Enable enhanced Visually complete on the application overview page

What’s the impact of enabling these metrics?

Enabling our new enhanced Visually complete metric may lead to the following:

  • In your Visually complete graphs, you’ll see a visual marker showing exactly when you enabled the enhanced version. You may also notice spikes in the measured values—read on below.
    Visually complete marker
  • Spikes in charts and slower Visually complete metric measurements occur because we are now more accurately determining the point in time when your pages become visually complete.
  • All your synthetic browser monitors that monitor your RUM applications will then also use our enhanced Visually complete algorithm and, therefore, may also show slower measurements.
  • You may also receive performance degradation messages from Davis®, which will go away with time.
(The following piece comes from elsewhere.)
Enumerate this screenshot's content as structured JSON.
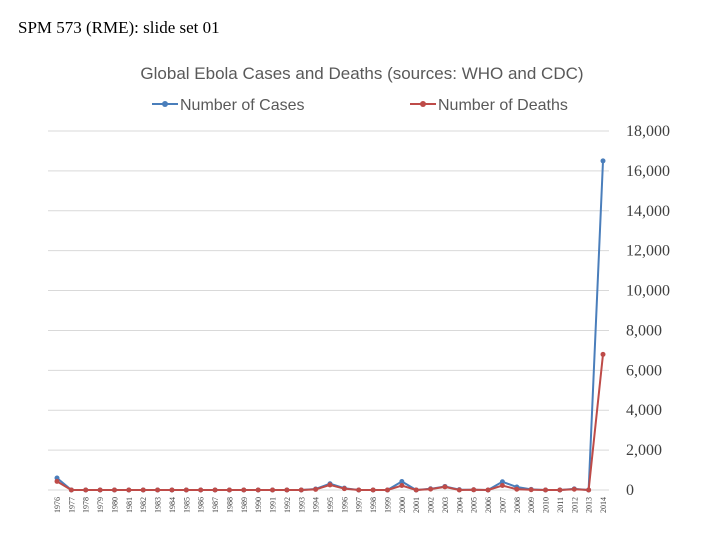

By when do I need to switch?

Support for the earlier version of Visually complete will end with JavaScript tag version 1.211 for RUM and Syntethic version 1.212.

What’s next?

We’re already working on integrating the new web performance metrics in our Synthetic Monitoring offering, so stay tuned. And we’ve gathered valuable feedback from early adopters, which has immediately generated new ideas for future iterations such as:

  • Providing a UI to configure the new Visually complete settings, instead of adding them as key/value pairs in custom configuration properties.
  • Adding all Web Vitals as Key performance metrics in the future, which allows you to use them in your Apdex calculations, in combination with key user actions, and potentially also in USQL.
  • Being able to use the new metrics for your Apdex ratings, which also allows you to filter user actions according to your own defined thresholds for these metrics and potentially enables new segmentation, custom charting, and dashboarding use cases.

Besides these early-stage ideas, we continue to look forward to your ideas and input on how we can further improve our support for modern web performance metrics.